Xi’s statements came as the pro-democracy demonstrations in Hong Kong reached their 19th week. Beijing claims the uprising has been driven by foreign forces and singled out Washington on several occasions for allegedly driving the unrest.

In this regard, the Chinese president thanked Nepal for its strong adherence to the One-China policy, which rejects Taiwan and Hong Kong as independent entities.

The Hong Kong protests, which have been drawing massive crowds since June following a controversial extradition bill, have mutated into a movement that seeks to improve the democratic mechanisms that govern Hong Kong and safeguard – or expand – the region’s partial autonomy from Beijing.

However, some demonstrators have opted for more radical tactics than peaceful civil disobedience and violent clashes with the police have been frequent.

Chaos and violence descended on at least a dozen districts in Hong Kong yesterday, as anti-government activists staged flash mob protests, vandalised selected shops and clashed with police – in familiar scenes that have played out in the territory over the past weeks.

Defying a newly introduced ban on face masks in protests, various groups of protesters put on a mask and gathered at shopping malls in different districts in the afternoon, responding to calls from anti-government netizens via a popular online forum.

The gatherings soon devolved into chaos, with some protesters resorting to familiar tactics such as throwing bricks at police vehicles and vandalising shops with business ties to mainland China or deemed pro-government, including Huawei, Bank of China and Starbucks, whose franchisee is a Beijing-friendly restaurant operator.

A group of protesters vandalised a government building in the suburb of Tuen Mun. Describing the demonstrators as “rioters”, police noted in a statement that some protesters hurled objects into the rail track of a metro station in the afternoon.

By 3.30pm local time, police had made multiple arrests of young people dressed in black – a dress code of protesters in the on-going anti-government protest movement, which has stretched into its 19th consecutive week and plunged Hong Kong into its most severe political crisis in decades.

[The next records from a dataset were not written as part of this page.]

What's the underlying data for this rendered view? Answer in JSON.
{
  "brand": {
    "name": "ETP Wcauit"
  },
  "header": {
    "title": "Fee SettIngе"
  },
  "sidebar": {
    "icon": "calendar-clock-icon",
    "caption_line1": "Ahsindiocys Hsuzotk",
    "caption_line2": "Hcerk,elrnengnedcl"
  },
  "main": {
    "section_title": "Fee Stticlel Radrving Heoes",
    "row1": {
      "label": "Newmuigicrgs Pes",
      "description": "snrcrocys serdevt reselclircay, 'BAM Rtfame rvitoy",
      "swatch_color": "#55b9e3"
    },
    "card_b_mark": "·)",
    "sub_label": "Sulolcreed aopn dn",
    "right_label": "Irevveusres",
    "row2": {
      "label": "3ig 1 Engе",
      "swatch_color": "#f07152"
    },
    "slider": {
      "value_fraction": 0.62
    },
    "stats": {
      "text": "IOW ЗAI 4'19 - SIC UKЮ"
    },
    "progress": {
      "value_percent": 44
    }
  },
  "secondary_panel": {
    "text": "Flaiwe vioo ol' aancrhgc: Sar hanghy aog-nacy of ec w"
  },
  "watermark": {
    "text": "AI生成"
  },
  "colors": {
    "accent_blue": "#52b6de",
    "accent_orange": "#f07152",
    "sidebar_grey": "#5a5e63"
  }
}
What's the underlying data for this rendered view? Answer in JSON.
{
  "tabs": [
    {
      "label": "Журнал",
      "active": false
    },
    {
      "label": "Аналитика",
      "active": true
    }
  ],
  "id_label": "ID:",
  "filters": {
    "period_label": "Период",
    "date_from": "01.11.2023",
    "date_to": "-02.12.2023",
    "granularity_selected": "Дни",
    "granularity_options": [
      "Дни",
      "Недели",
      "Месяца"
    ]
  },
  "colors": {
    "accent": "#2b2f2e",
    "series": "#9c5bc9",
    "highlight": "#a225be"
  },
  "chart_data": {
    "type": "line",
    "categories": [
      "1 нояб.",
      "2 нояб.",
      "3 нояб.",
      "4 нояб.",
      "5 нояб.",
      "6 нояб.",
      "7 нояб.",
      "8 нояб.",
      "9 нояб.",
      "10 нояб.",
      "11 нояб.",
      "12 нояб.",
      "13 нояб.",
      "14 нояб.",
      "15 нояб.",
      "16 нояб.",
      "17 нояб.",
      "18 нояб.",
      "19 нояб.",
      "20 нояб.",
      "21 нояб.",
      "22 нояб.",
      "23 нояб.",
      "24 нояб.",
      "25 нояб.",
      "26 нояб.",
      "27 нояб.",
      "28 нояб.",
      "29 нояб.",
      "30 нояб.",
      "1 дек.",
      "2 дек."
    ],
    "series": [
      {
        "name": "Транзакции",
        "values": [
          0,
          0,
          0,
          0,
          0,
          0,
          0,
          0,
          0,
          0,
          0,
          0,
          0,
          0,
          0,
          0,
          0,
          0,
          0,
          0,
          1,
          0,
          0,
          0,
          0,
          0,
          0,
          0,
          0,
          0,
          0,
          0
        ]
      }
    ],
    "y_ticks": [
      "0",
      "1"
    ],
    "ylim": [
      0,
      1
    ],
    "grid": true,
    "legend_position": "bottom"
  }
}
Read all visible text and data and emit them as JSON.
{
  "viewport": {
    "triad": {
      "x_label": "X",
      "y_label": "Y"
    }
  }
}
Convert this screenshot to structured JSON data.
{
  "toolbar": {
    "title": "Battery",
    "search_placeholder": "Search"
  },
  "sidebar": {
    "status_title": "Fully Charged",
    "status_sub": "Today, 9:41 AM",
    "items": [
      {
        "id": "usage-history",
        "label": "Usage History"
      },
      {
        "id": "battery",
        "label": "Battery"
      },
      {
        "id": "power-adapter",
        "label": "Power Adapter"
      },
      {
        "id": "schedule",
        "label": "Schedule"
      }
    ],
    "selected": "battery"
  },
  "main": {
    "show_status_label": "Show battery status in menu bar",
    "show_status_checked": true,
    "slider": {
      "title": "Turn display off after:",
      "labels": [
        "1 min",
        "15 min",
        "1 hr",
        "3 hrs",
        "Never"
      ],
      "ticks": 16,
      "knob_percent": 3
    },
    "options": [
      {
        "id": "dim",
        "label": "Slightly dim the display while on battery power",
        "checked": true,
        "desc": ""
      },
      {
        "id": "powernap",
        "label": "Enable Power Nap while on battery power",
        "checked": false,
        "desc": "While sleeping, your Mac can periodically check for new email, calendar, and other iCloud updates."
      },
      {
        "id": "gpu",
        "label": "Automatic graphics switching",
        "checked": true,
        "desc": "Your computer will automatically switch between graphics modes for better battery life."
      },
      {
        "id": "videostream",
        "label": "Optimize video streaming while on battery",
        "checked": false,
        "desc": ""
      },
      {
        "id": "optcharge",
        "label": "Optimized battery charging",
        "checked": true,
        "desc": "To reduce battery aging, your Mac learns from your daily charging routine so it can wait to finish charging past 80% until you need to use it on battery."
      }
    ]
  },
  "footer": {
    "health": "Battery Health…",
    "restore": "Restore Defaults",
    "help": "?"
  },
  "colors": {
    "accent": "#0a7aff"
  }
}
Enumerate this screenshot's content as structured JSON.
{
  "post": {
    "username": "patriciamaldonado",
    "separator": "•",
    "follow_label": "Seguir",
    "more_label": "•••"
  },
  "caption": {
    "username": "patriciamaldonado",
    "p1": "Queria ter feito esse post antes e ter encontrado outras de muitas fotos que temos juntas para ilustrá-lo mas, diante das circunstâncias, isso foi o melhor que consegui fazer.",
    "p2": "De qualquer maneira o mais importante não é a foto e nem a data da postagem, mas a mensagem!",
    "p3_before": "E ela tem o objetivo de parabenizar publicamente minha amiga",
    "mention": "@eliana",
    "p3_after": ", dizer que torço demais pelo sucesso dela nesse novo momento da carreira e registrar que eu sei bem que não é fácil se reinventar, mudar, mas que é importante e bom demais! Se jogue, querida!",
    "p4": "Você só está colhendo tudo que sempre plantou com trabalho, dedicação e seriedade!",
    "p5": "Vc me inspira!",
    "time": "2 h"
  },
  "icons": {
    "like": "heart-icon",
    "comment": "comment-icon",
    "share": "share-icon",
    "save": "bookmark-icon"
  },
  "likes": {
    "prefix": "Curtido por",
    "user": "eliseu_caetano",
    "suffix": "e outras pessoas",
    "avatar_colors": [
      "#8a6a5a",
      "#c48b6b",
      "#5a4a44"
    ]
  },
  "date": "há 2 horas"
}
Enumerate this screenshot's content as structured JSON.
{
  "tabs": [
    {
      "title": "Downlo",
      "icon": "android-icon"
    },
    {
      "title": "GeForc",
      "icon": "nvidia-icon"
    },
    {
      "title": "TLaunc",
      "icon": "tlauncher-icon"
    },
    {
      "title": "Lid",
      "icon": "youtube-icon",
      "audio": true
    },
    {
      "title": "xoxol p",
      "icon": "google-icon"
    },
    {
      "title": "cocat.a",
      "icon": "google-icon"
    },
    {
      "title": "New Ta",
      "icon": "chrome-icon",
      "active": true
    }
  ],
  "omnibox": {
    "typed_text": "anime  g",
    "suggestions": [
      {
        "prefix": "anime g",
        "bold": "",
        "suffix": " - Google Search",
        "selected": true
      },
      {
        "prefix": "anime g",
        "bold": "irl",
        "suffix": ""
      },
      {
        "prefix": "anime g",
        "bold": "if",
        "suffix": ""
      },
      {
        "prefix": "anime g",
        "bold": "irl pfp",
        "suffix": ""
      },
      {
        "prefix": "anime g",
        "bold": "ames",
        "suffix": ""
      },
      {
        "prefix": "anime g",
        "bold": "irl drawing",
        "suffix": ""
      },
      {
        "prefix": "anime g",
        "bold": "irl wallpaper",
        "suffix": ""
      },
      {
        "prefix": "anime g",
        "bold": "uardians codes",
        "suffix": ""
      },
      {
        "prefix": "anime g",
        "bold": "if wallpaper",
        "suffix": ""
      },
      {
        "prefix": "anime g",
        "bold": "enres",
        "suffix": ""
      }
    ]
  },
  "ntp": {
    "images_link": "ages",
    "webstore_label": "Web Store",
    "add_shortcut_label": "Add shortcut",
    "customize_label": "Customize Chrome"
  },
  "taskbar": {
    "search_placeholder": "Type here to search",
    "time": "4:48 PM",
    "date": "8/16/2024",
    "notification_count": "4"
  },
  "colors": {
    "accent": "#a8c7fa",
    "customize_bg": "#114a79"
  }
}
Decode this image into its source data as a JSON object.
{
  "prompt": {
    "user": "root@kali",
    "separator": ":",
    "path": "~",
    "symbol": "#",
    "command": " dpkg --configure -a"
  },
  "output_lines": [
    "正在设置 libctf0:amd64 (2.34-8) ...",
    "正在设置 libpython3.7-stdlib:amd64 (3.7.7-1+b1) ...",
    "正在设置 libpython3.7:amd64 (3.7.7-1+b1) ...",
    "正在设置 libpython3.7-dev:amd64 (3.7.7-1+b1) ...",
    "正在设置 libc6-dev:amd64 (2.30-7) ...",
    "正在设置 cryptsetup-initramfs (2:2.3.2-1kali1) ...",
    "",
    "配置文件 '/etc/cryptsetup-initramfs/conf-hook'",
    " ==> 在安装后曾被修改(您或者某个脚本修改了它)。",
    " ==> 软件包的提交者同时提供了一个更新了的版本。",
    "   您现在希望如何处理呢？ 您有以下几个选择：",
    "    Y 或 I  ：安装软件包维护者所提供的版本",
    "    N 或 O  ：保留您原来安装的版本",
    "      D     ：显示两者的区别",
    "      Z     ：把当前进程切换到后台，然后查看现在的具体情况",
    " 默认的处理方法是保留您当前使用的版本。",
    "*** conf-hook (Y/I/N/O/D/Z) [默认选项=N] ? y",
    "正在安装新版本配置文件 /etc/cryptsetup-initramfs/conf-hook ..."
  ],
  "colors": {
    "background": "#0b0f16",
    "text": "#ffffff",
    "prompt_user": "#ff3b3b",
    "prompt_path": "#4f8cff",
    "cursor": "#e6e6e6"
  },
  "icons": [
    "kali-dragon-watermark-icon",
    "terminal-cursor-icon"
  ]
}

At around 4.30pm, teargas was fired in the residential areas of Sha Tin and Tsuen Wan.

Meanwhile, police have unexpectedly approved a rally today – organised by pro-democracy activists to call for the passage of the Hong Kong Human Rights and Democracy Act, a congressional bill proposed by US lawmakers that would punish figures in suspected of suppressing human rights in Hong Kong.

It will be the first public assembly approved by Hong Kong police since the authorities made the controversial move to invoke an emergency law to impose the anti-mask ban as a way to stifle the protest movement.